## Understanding the analysis

JavaScript is Garbage Collected language. Rather than manually freeing objects, they
are simply "cleaned away" at some point after all references to an object have been removed.

At a basic level, the Garbage Collector traverses the JavaScript objects at various intervals to find any
"orphaned" objects (objects which no longer have any references). If there are too many
objects, and/or too many orphaned objects this can cause performance issues – because the Garbage
Collector uses the same thread as the JavaScript event loop. In other words, JavaScript execution
pauses while the Garbage Collector clears away de-referenced objects.

At a more detailed level, GC collection is triggered by memory activity, rather than time and
objects are classified by the GC into young and old. "Young" objects are
traversed (scavenged) more frequently, while "old" objects will stay in memory for longer. So there
are actually two GC types, a frequent scavenge of new space (short lived objects) and a less regular traversal of
old space (objects that survived enough new space scavenges).
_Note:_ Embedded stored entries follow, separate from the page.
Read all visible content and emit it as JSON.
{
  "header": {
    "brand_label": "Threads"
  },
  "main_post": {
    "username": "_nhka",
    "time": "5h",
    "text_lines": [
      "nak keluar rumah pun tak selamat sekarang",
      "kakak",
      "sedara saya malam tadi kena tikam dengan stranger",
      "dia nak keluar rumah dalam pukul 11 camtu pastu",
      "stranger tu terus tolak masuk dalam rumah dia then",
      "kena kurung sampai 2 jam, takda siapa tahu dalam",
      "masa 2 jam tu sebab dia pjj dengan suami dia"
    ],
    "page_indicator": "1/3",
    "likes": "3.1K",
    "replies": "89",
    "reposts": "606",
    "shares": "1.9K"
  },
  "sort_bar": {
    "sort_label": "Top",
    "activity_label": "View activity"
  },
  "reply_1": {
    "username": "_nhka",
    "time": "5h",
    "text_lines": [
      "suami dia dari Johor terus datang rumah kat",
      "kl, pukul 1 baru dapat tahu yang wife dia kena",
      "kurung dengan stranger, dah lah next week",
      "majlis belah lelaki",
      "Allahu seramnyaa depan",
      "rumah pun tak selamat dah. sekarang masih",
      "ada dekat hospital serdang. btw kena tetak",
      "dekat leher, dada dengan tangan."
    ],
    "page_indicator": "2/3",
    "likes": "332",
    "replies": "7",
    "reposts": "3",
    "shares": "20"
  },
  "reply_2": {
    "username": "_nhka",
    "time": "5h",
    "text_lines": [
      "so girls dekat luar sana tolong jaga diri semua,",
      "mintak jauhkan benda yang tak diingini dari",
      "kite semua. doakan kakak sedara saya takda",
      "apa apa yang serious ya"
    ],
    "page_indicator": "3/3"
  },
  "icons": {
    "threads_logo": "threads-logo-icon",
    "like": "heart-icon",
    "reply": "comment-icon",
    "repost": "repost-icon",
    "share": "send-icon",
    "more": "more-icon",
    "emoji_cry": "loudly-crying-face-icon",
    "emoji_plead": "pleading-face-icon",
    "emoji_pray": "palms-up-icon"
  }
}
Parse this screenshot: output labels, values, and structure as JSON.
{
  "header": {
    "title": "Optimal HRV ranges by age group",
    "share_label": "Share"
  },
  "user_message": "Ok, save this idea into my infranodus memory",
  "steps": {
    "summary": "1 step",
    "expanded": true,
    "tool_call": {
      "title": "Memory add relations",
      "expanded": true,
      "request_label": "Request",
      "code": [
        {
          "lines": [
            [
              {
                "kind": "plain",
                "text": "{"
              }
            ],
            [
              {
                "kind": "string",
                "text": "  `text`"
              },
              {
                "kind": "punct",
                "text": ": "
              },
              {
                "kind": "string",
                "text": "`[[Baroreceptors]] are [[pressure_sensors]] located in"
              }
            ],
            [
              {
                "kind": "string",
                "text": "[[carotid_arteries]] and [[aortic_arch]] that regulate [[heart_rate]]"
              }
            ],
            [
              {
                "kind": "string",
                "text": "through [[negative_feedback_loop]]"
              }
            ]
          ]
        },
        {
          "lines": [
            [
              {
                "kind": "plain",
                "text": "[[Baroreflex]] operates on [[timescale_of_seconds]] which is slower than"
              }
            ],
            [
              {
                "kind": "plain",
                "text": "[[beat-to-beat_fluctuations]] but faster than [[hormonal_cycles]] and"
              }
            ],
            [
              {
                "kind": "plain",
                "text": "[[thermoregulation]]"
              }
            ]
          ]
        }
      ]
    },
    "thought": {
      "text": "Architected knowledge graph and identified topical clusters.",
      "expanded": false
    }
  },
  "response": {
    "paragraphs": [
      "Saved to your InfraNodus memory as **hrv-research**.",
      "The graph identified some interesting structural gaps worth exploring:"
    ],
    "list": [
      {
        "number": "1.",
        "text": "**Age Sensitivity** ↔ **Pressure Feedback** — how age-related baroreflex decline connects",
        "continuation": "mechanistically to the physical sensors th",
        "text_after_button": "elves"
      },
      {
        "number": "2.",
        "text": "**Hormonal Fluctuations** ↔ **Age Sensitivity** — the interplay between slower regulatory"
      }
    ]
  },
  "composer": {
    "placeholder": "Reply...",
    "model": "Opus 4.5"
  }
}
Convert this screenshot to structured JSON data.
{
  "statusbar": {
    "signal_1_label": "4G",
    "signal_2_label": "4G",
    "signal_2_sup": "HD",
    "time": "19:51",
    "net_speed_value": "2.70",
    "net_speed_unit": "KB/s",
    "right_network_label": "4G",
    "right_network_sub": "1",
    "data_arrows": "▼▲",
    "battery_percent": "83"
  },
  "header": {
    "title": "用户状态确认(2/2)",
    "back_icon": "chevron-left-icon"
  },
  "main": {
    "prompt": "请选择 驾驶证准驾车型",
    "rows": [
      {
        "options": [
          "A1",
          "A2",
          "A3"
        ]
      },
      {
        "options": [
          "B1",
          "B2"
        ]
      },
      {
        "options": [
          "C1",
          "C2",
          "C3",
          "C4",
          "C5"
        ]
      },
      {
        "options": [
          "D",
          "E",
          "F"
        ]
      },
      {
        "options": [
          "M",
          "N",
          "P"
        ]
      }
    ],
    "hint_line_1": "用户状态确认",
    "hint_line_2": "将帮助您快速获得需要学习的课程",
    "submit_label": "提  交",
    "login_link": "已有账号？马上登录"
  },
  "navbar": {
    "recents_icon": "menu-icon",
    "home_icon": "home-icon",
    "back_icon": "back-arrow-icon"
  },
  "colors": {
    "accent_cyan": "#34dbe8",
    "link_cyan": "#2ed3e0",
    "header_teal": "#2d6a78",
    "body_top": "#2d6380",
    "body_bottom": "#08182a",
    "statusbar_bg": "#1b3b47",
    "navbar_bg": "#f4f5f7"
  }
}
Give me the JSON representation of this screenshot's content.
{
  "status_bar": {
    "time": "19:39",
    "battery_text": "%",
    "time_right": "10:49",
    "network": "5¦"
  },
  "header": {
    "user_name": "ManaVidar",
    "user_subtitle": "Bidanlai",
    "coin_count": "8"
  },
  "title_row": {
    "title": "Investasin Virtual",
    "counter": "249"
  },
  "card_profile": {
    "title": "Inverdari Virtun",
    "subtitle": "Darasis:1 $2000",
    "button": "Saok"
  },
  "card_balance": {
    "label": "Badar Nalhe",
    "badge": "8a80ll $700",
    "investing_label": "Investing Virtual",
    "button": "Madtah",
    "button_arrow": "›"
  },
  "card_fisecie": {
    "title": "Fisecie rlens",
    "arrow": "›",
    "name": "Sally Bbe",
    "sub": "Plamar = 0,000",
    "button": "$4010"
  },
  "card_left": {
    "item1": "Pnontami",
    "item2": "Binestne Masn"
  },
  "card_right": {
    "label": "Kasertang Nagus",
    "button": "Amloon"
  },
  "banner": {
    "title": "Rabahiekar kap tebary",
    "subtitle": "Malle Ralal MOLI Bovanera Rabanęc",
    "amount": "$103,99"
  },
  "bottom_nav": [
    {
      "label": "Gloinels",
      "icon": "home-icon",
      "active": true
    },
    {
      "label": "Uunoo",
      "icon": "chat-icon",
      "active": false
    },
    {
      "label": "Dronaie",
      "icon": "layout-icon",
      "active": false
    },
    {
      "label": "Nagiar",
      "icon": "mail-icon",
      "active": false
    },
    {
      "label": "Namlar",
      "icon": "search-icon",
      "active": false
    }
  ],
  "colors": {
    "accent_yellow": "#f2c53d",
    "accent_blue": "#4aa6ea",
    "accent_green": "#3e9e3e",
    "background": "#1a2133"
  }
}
Several heuristics may trigger detection of a GC issue, but they all center around high
memory usage.

One possible cause of a detected GC issue is a memory leak, where objects are being accidentally
allocated. However there are other (more common) cases where the is no leak but the memory strategy
needs to be adapted.

One such common case is when large objects (such as may be generated for big JSON payloads), are
created during periods of high activity (e.g. under request load). This can cause the objects
to be moved into old space – if they survive two (by default) GC scavenges – where they will live
for longer due to the less frequent scavenges. Objects can then build up in "old space" and
cause intermittent process stalling during Garbage Collection.

Depending on the use case this may be solved in different ways. For instance if the goal is to write
out serialized objects, then the output could be written to the response as strings (or buffers) directly
instead of creating the intermediate objects (or a combined strategy where part of the object is written out
from available state). It may just be a case that a functional approach (which is usually recommended) is
leading to the repeated creation of very similar objects, in which case the logical flow between functions
in a hot path could be adapted to reuse objects instead of create new objects.

Another possibility is that a very high amount of short lived objects are created, filling up the
"young" space and triggering frequent GC sweeps – if this case *isn't* an unintended memory leak,
then then an object pooling strategy may be necessary.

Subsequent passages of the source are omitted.